Ungewöhnlich für ein Bauerndorf ist ein anderes Projekt: die „Kinder­arche“, eine heilpädagogische Familienwohngruppe. Hermann Hain hat vor zehn Jahren eine Hofstelle umgebaut, die sieben Jahre lang leer gestanden war. Heute leben dort fünf Buben aus Problemfamilien. Pfarrer Gerhard Schuler schwärmt: „Das Haus gibt der Gesellschaft ein menschliches Antlitz.“ Wo früher die Landmaschinen standen, da unterhält der neue Eigentümer heute zusätzlich eine heilpädagogische Fachpraxis. Sogar die Hochtechnologie hat im Dorf Einzug gehalten. Horst Stör, der aus der Landwirtschaft kommt, hat für sich die Energiewende längst vollzogen. Der von ihm entwickelte intelligente Energiespeicher gilt als sehr innovativ. Er tüftelt mit vier Mitarbeitern an individuellen Steuerungssystemen für den Sondermaschinenbau. Seine Kunden sind weltweit agierende Unternehmen.
Kirche und Schule gehören zum Dorf! Nun, die Kirche St. Michael ist den Sausenhöfern geblieben. Kunsthistoriker wie der frühere Landrat Dr. Karl Friedrich Zink führt es immer an den spätgotischen Flügelaltar, den 1493 Leo Stehelin, ein Schüler von Meister Wohlgemut, geschaffen und der den Dreißigjährigen Krieg heil überstanden hat. Die einklassige Schule allerdings ist schon seit Anfang der neunziger Jahre vakant. Die Dorfgemeinschaft hat sich ihrer angenommen, einen Trägerverein gegründet und vermietet heute das Haus beispielsweise für Hochzeiten und andere größere Veranstaltungen. Nutzer sind die dörflichen Vereine. Und von denen gibt es einige: Landjugend, Feuerwehr, Landfrauengruppe, Krieger- und Schützenverein.

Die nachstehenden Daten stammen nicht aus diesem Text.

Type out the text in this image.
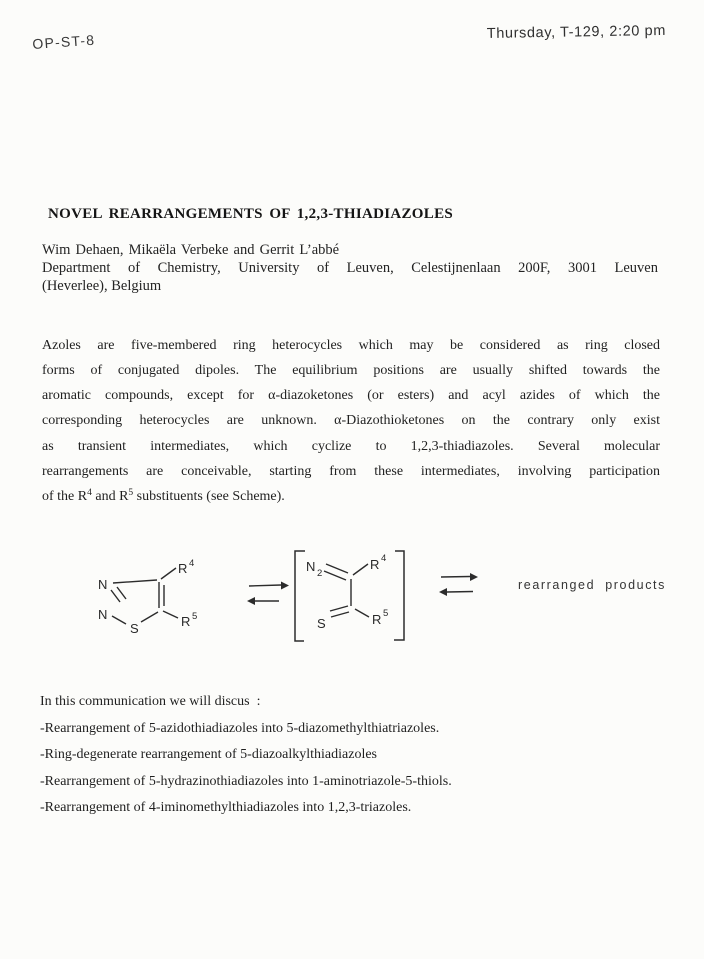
OP-ST-8	Thursday, T-129, 2:20 pm
NOVEL REARRANGEMENTS OF 1,2,3-THIADIAZOLES
Wim Dehaen, Mikaëla Verbeke and Gerrit L’abbé
Department of Chemistry, University of Leuven, Celestijnenlaan 200F, 3001 Leuven
(Heverlee), Belgium
Azoles are five-membered ring heterocycles which may be considered as ring closed
forms of conjugated dipoles. The equilibrium positions are usually shifted towards the
aromatic compounds, except for α-diazoketones (or esters) and acyl azides of which the
corresponding heterocycles are unknown. α-Diazothioketones on the contrary only exist
as transient intermediates, which cyclize to 1,2,3-thiadiazoles. Several molecular
rearrangements are conceivable, starting from these intermediates, involving participation
of the $R^4$ and $R^5$ substituents (see Scheme).
N
N
S
R 4
R 5
N 2
S
R 4
R 5
rearranged products
In this communication we will discus  :
-Rearrangement of 5-azidothiadiazoles into 5-diazomethylthiatriazoles.
-Ring-degenerate rearrangement of 5-diazoalkylthiadiazoles
-Rearrangement of 5-hydrazinothiadiazoles into 1-aminotriazole-5-thiols.
-Rearrangement of 4-iminomethylthiadiazoles into 1,2,3-triazoles.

Gemeinderat Gerhard Kirsch vertritt sein Dorf im 12-köpfigen Dittenheimer Gemeinderat. Er gehört zu den vielen, die zur Arbeit pendeln, in seinem Fall zur Hauptverwaltung der Diakonie Neuendettelsau. „Wir wollen das Pflänzchen Dorfgemeinschaft am Leben halten“, sagt er. Mit ihm freut sich Bürgermeister Günter Ströbel, ein Oberstleutnant der Bundeswehr, über die leicht steigende Einwohnerentwicklung im Ortsteil. Was die Vitalität des kleinen Dorfes betrifft, spielen die Sausenhöfer nicht etwa in der C-Klasse, sondern in der Champions League.